Everyone knows that attacking Harper during the four years after he left office, then running against him in the 2019 election, worked well for the Liberals.

But there’s a time, such as the one the other day, when it’s not only bad form, but beyond the bounds of political convention. There is a rule of collegiality that a sitting prime minister does not attack his predecessor, especially one he has defeated in an election. Trudeau can reflect on this any time he walks by the portraits of former PMs hanging in the foyer and members’ lobby of the new House premises in the West Block.

They all had defining moments as leaders, which the present crisis could still prove to be for Trudeau. Only the PM can lead the country out of the economic crisis and cultural divide in which it finds itself.

In the dispute over the $6.6 billion natural gas pipeline project in northern British Columbia, the divided home team are the Wet’suwet’en hereditary chiefs who oppose it, and the elected councils and hereditary chiefs who support it. The dissident chiefs say they won’t talk to anyone but Trudeau, and not until the RCMP withdraws from the area.

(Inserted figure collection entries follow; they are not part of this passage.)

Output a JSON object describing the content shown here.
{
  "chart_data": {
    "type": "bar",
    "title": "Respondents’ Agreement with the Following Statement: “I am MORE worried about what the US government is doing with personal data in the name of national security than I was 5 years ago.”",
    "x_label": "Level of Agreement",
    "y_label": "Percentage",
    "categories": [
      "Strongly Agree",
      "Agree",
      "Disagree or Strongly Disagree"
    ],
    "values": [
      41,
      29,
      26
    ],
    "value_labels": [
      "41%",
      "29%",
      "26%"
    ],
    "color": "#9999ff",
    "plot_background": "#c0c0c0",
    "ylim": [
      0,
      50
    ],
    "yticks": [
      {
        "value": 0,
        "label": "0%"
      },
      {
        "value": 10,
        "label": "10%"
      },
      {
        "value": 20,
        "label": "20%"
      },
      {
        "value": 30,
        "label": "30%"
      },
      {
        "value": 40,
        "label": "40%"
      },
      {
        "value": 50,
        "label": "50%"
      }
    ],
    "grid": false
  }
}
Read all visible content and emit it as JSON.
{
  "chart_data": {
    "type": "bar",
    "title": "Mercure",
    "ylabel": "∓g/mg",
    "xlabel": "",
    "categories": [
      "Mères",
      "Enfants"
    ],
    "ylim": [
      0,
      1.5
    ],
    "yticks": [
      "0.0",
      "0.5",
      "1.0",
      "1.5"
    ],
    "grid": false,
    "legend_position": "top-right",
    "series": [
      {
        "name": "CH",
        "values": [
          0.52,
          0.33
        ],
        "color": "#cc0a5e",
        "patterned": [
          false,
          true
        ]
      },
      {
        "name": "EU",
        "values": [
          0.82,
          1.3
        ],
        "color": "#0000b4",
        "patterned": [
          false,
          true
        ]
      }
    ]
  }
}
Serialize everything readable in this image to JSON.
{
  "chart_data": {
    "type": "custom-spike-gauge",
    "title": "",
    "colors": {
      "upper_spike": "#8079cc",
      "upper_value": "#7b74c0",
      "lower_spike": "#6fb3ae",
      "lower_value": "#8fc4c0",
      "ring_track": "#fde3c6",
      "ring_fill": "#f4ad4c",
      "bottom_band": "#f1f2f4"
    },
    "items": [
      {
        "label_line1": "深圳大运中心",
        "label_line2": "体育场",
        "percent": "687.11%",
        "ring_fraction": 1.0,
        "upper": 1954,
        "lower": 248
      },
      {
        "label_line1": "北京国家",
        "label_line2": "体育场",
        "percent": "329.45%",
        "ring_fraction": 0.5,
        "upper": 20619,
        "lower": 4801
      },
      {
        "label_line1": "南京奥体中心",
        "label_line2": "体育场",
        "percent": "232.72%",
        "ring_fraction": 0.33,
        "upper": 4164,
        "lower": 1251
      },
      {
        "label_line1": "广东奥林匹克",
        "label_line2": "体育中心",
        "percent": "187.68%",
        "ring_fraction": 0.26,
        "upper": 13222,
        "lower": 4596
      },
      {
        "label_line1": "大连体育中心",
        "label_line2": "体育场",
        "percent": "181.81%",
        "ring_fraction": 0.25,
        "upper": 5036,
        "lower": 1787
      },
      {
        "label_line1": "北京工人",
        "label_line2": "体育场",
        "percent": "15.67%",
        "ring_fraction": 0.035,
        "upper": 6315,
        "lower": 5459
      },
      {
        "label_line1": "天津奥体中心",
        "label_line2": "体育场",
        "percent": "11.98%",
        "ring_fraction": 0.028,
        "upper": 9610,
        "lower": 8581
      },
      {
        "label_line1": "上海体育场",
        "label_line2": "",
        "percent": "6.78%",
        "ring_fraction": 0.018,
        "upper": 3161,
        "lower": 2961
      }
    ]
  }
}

Meanwhile, they won’t even give his ministers a meeting, and have travelled to eastern Ontario to thank the Mohawks who are blockading commercial CN service and VIA passenger trains.  Supply chains are being broken, people can’t get to where they’re going, while 450 CN workers and 1,000 VIA employees have been temporarily been laid off.  Canada is a trading nation whose reputation as a reliable partner is at stake, and is now rationing propane for home heating to its own people in Atlantic Canada in the dead of winter.

There’s a time for talk, and a time for leadership, on both sides, And we’re there now.

It’s an interesting and possibly historic coincidence that on the same day Trudeau’s leadership in the House was so weak, Quebec Premier François Legault met with Abel Bosum, Grand Chief of the Grand Council of the Cree, to sign a new $4.7 billion agreement for the further economic development of Cree territory in northern Quebec, notably new rail connections to bring Cree products such as lithium from mines to markets. “The vision for this program came from us,” Chief Bosum said at the signing ceremony. “It represents our vision of sustainable development,” and is a “model of nation-to-nation governance.”

The Cree of northern Quebec are one of Canada’s Aboriginal social and economic success stories, dating from Chief Billy Diamond, then in his 20s, signing the James Bay Northern Quebec  Agreement with Robert Bourassa in the fall of 1975.

It was an historic moment that enabled Bourassa to build his “Project of the Century”, the great hydro-electric dams of James Bay, with the Cree as partners rather than opponents. Diamond himself became a business leader who founded and owned Air Creebec. And the Cree entrepreneurial spirit flourishes to this day.

No one who was there in the premier’s Montreal office for the signing ceremony that day will ever forget it, and the sense they were witnessing an historic moment.

Succeeding generations have the vision and statesmanship of two leaders, Billy Diamond and Robert Bourassa, to thank for that.

L. Ian MacDonald is Editor and Publisher of Policy Magazine.